The more fortunate ones who survived, like 12-year-old Antero Cabrera from Bontoc, ended up traveling the world as part of other anthropological exhibits. Others stayed on to pursue “The American Dream.”
Part of the exhibit actually features “Young Spartan,” the artwork of one of the descendants, Ria Unson, whose great grandfather Ramon Ochoa worked as a waiter and guide at the Philippine Reservation. He served as an example of what a “civilized” Filipino could become, later going to school in Oswego, N.Y., where he became totally Americanized. Ria followed suit, immigrating to the US and now living in St. Louis.
Ria’s work, painted on a newspaper clipping about an Igorot boy who is taught how to use a typewriter, is based on a photograph of her uncle, Ramon Unson, her great grandfather’s namesake. It is her way of “reclaiming the narrative,” explaining that her family’s story “shows how effective the exposition was as a tactic of psychological warfare, deployed to erase the country’s native cultures and colonize them with American values. The fair was also designed to teach capitalism as a form of racial progress.” She observes how William Taft, then Governor-General of the Philippines, called the fair “a great influence in completing the pacification of the Philippines” and that invading the islands “created a new market for American goods, opened access to the archipelago’s natural resources, and provided a chance to ‘civilize’ more laborers, while still denying its people any benefits of US citizenship.”

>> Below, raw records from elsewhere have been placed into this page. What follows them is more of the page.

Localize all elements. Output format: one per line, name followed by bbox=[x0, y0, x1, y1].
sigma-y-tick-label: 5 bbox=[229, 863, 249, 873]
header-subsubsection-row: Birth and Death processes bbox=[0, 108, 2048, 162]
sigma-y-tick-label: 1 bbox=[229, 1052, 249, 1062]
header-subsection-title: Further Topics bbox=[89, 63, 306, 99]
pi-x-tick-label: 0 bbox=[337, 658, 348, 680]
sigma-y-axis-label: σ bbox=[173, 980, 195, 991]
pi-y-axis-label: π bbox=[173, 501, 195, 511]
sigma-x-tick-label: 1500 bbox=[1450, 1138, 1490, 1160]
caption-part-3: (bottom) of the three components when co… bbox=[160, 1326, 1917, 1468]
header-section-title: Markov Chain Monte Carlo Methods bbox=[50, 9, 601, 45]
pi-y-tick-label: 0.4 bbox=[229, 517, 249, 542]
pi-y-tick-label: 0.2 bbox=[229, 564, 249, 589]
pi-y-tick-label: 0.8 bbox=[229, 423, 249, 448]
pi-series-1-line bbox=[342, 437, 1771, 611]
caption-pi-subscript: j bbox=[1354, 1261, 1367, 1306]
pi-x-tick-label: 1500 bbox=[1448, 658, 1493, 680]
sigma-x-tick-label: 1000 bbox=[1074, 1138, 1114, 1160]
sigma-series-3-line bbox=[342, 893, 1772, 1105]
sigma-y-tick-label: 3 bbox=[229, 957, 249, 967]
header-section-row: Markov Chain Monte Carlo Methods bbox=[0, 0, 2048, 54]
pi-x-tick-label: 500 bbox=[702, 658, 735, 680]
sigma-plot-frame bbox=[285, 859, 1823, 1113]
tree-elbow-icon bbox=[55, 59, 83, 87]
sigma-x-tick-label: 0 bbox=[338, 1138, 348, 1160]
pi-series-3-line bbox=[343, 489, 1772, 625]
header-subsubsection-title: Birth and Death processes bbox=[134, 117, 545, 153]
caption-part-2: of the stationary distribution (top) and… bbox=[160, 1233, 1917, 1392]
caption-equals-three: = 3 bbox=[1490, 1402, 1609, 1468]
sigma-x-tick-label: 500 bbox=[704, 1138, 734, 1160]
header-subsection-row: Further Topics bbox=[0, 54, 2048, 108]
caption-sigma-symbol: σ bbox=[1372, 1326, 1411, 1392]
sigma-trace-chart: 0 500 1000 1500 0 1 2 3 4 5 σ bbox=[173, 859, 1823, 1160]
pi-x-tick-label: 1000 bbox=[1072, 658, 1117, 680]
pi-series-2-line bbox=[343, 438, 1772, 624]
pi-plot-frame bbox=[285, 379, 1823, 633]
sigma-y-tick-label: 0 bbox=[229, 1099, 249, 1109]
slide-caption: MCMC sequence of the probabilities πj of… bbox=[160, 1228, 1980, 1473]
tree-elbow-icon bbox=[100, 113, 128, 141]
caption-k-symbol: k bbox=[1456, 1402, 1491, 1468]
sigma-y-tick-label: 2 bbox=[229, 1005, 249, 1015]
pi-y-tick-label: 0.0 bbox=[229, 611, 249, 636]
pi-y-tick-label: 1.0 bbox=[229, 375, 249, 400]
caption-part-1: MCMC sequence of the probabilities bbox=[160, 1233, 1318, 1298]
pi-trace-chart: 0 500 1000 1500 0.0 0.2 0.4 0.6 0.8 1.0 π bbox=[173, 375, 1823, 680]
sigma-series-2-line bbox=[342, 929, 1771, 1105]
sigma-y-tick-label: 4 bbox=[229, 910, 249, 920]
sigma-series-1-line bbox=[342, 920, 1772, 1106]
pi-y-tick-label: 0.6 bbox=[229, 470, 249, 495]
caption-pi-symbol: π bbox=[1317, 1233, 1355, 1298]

Even their own citizens, however, were denied benefits. The exhibit explains how the World’s Fair was “where a vendor might have created the ice cream cone, but it was also where vendors might not have served Black people.” Linda Young Nance, a native of St. Louis who is the historian for the National Association of Colored Women’s Clubs and helped create a digital walking tour and video of the Black experience at the fair, related how the National Association for Colored Women boycotted the expo in 1904 after several members were treated poorly, even denied cups of water.
Although the fair was wonderful in many ways, Linda worries that some people in St. Louis, which has a long history of racial division, may not be prepared to hear the complete story: “They may learn something, though. They also get to know that we are a city that is working toward including everybody and stories of all of us that are here. If you don’t keep working toward equity, you’ll never get it.”